Ahmed Mohamed Sallouma

Personal information
- Nationality: Libyan
- Born: 1959
- Died: September 2017 (aged 57–58)

Sport
- Sport: Sprinting
- Event: 200 metres

Medal record
Men's athletics
Representing Libya
Maghreb Championships
| Silver medal – second place | 1983 Casablanca | 4 × 100 m relay |

= Ahmed Mohamed Sallouma =

Libyan sprinter (born 1959)

Ahmed Mohamed Sallouma (أحمد محمد سلوما; 1959–12 September 2017) was a Libyan sprinter. He competed in the men's 200 metres and 4 × 400 metres relay at the 1980 Summer Olympics.

Sallouma was a multiple-time Libyan Athletics Championships winner and was considered one of the stars of the Libyan Military Federation in sprinting. In 1978, Sallouma set his 200 m personal best of 22.30 seconds.

On 20 June 1979, Sallouma set the Libyan national 100 metres record at a meeting in Sofia, Bulgaria. His automatic time of 10.74 seconds was not broken until 2014, when Mohamed El Shoushan ran 10.56 seconds.

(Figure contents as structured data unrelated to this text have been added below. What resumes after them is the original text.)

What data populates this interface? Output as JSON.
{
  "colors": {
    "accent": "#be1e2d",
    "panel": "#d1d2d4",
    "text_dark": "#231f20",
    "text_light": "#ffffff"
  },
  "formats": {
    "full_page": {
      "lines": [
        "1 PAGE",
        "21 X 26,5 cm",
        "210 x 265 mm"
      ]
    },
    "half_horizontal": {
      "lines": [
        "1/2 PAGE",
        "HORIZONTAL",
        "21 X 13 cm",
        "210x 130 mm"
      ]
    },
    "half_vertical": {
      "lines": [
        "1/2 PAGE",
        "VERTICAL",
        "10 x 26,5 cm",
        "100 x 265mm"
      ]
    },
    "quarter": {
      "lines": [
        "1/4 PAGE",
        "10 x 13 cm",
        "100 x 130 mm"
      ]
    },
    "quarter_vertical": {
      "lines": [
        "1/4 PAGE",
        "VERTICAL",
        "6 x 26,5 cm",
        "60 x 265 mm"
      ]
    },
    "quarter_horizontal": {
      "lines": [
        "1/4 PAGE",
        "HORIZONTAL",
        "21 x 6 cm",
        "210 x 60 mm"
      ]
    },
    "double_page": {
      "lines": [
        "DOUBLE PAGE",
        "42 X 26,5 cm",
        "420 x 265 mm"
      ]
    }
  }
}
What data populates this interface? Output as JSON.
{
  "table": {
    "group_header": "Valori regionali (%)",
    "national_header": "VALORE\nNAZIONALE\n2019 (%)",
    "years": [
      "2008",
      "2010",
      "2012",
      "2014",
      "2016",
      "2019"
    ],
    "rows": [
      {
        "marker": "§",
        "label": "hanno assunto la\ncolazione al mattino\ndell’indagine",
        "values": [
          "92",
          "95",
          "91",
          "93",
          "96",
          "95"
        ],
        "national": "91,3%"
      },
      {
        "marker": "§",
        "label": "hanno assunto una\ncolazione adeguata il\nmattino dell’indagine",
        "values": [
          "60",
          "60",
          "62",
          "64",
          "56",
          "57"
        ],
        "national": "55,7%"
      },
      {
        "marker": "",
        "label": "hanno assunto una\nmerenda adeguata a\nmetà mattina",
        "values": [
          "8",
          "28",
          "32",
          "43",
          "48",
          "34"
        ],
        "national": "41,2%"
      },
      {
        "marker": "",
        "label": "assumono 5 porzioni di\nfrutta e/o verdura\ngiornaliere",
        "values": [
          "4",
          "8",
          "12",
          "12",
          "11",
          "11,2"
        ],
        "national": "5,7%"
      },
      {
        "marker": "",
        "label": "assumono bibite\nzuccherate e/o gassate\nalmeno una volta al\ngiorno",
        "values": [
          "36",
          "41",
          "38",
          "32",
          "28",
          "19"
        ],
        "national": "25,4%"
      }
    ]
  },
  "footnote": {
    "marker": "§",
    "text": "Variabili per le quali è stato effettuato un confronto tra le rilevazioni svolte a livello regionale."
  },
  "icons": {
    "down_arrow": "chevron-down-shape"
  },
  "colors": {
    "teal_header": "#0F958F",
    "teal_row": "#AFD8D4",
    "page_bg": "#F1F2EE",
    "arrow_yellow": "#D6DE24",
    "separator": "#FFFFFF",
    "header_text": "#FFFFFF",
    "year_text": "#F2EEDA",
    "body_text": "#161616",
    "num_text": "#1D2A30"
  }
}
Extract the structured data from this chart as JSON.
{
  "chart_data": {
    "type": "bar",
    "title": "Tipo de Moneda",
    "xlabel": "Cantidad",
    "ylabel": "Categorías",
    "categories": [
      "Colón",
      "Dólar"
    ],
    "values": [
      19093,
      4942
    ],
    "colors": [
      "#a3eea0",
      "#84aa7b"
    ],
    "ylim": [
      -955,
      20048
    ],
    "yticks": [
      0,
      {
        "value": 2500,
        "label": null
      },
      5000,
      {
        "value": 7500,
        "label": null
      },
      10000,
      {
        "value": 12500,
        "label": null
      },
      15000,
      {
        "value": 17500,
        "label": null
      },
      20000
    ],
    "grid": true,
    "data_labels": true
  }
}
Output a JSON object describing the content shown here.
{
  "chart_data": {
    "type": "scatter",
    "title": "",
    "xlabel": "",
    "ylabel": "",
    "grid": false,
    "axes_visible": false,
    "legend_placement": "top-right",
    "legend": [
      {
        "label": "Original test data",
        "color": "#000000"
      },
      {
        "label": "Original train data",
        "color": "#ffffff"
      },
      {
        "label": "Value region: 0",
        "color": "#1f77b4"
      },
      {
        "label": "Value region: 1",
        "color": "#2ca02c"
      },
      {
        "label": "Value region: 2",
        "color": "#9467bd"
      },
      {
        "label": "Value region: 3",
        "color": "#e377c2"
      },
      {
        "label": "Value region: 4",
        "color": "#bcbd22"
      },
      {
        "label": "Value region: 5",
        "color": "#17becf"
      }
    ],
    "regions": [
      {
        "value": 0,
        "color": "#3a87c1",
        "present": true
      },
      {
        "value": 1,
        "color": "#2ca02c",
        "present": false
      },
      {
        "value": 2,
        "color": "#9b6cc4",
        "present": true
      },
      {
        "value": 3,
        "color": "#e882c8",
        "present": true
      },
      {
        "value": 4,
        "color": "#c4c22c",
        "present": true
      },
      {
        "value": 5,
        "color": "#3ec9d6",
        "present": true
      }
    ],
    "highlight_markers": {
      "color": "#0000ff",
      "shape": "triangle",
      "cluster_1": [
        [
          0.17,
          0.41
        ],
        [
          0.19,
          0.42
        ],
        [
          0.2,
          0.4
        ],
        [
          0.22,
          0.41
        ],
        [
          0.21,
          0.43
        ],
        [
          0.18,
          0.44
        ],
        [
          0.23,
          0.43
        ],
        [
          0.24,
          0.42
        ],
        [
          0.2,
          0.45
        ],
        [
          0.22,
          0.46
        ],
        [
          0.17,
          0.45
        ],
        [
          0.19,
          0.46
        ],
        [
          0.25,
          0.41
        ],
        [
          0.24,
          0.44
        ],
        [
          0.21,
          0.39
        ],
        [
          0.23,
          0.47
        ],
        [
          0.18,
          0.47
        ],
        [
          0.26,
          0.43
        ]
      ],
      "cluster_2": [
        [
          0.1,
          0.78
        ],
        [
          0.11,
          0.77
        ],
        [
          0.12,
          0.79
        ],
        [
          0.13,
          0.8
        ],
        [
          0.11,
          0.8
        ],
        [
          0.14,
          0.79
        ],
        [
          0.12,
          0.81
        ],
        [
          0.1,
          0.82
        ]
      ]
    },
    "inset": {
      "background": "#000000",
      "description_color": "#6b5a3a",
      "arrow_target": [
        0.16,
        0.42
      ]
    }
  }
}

Sallouma was selected to represent Libya in both the 200 m and 4 × 400 m at the 1980 Olympics. In the second 200 m heat, he ran 22.88 seconds to finish 6th and did not advance. Three days later Sallouma ran the 4th leg on the Libyan 4 × 400 metres relay team, recording a time of 3:16.7 for 6th in their heat.

Three years later, Sallouma set his 400 m best of 49.29 seconds at another athletics meeting. He represented Libya again at the 1983 Mediterranean Games in Morocco. At the 1983 Maghreb Athletics Championships, Sallouma won the silver medal in the 4 × 100 m relay for Libya, winning their only medal in 1983 and their last ever medal at the championships.

Sallouma died on 12 September 2017 at age 58.